Улица в траурном городе Далласе, носившая название Хьюстон-стрит, прыгала во все стороны, потому что кинооператор ехал в машине, снимая президента. Потом запрыгала другая улица. У кинооператора дрожала рука. Президент сполз с сиденья, и его голова нырнула вниз, в темноту, поползла по коленям Жаклин. Кто-то вскочил. Кто-то бежал. Толпа устремилась в сторону. Все это произошло на расстоянии каких-нибудь двухсот миль от Хьюстона, где я впервые в жизни стал свидетелем обратного движения времени. Люди в широкополых техасских шляпах с загнутыми вверх полями осаждали двери госпиталя, куда унесли президента, но вот толпа замерла, разделилась, и между двумя рядами неторопливо проследовал, прижимая к груди молитвенник, корректный священник в хорошо сшитом гражданском костюме, в глубоко черном шелковом галстуке, в черной широкополой шляпе, одновременно и техасской и ватиканской. Его лицо было бесстрастно, а глаза устремлены вперед и несколько выше, чем когда смотрят вперед обыкновенные люди. Он был уже необыкновенный человек. Он был священником, внезапно сделавшимся известным всему миру. Громаднейшее паблисити!

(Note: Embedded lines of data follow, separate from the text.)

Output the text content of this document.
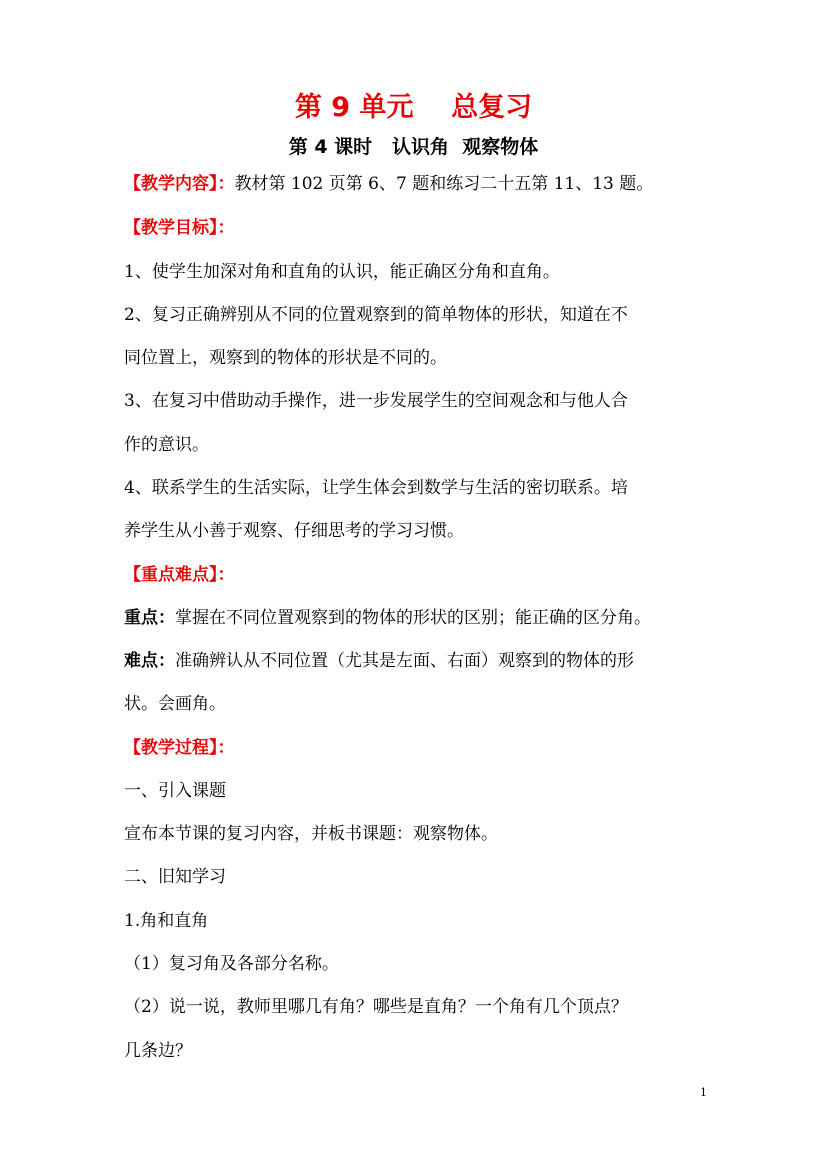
第 9 单元    总复习
第 4 课时   认识角  观察物体
【教学内容】：教材第 102 页第 6、7 题和练习二十五第 11、13 题。
【教学目标】：
1、使学生加深对角和直角的认识，能正确区分角和直角。
2、复习正确辨别从不同的位置观察到的简单物体的形状，知道在不
同位置上，观察到的物体的形状是不同的。
3、在复习中借助动手操作，进一步发展学生的空间观念和与他人合
作的意识。
4、联系学生的生活实际，让学生体会到数学与生活的密切联系。培
养学生从小善于观察、仔细思考的学习习惯。
【重点难点】：
重点：掌握在不同位置观察到的物体的形状的区别；能正确的区分角。
难点：准确辨认从不同位置（尤其是左面、右面）观察到的物体的形
状。会画角。
【教学过程】：
一、引入课题
宣布本节课的复习内容，并板书课题：观察物体。
二、旧知学习
1.角和直角
（1）复习角及各部分名称。
（2）说一说，教师里哪几有角？哪些是直角？一个角有几个顶点？
几条边？
1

И сейчас же по какому-то безрадостному серому коридору полицейские провели неврастеника в наручниках, но не успел он выйти за рамку кадра, как из стены вышел толстый человек, которого сначала никто не заметил, и проворно сунул в печень неврастенику пистолет, и неврастеник повалился на руки полицейских и на глазах у всех превратился в тень, и все побежали и окружили толстяка с пистолетом, желая в свою очередь тоже превратить его в серую тень, но в это время лента кончилась, а когда экран снова вспыхнул, я увидел Жаклин в бежевом пальто с черным меховым воротником, которая бежала, держась за металлические ручки санитарного автомобиля, безуспешно пытаясь открыть задние дверцы, за которыми покачивалось окоченевшее тело президента, и ее лицо – показанное самым крупным планом, – прекрасное, неподвижное, с широко расставленными темными глазами и коротким, немного вздернутым носом, – прыгая, держалось некоторое время, занимая весь экран, а потом Жаклин быстро, как школьница, подобрала полы пальто и прыгнула на сиденье рядом с шофером, и на ней была очень короткая – по моде того сезона – юбка, открывшая зрелые ноги молодой, счастливой американки, еще не вполне осознавшей, что вот она уже вдова…

А потом весь экран заполнило крупным планом лицо моего тягостного друга с костяным рылом.

Дятел, дятел, тук-тук-тук.

Выяснилось, что он привык выступать со своим художественным стуком в третьем отделении.